US and CT are useful techniques to suggest the diagnosis of intestinal anisakiasis, which is often clinically under-recognised due to the long interval (commonly 1 week) from the intake of contaminated food to the onset of symptoms. This differs from gastric anisakiasis, which develops symptoms a few hours after the ingestion of the larvae [131].
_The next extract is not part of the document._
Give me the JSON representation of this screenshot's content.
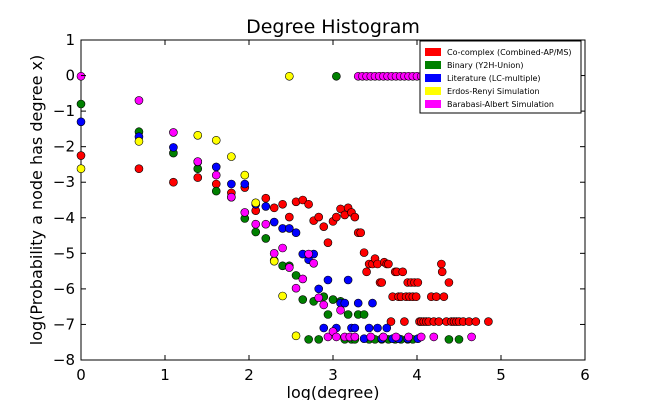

Typical US and CT findings of gastrointestinal anisakiasis are severe submucosal oedema of the involved segment of the gastrointestinal tract and ascites [126, 132, 134]. US typically shows marked oedema of Kerckring’s folds, which is known as “the corn” sign (Fig. 17) [128, 135].

Fig. 17
figure 17

Anisakiasis. 44-year-old woman presenting with severe abdominal pain four days after having eaten raw fish. a. US scan axial image, concentric wall thickening in several jejunal and ileal loops and ascites (arrow) were seen. Note the irregularity of the lumen surface due to oedema of Kerckring’s folds (“the corn” sign) (arrowheads). b. Contrast-enhanced CT of the same patient as in a shows diffuse concentric wall thickening of a jejunal loop (arrows) and ascites (asterisk). The patient had positive test results for specific IgE anti-anisakidae antibodies

Diagnosis and treatment

In gastric anisakiasis, the anisakis larvae are frequently found on endoscopy attached to the stomach wall [128]. In contrast, in intestinal anisakiasis, the diagnosis is commonly made with a combination of clinical history, the positive results for anti-anisakidae antibody and the presence of the characteristic intestinal lesions on imaging techniques (Fig. 17) [126, 128].

The treatment of gastric anisakiasis is either endoscopic removal of the parasites or conservative management. Intestinal anisakiasis is generally treated with conservative management. However, there have been cases of strangulation or severe long segmental stenosis of the intestine caused by anisakis, which required surgical treatment [128, 134, 136138].

Conclusions

Parasitic diseases are seldom encountered in our daily practice in Europe, but we should keep them in mind and be familiar with their main imaging findings, especially in the adequate clinical context, as they are emerging conditions due to immigration from endemic areas and also some of them are still endemic in certain European regions. It is our mission as radiologists to recognise these diseases and raise the suspicion in order to promptly diagnose and manage them.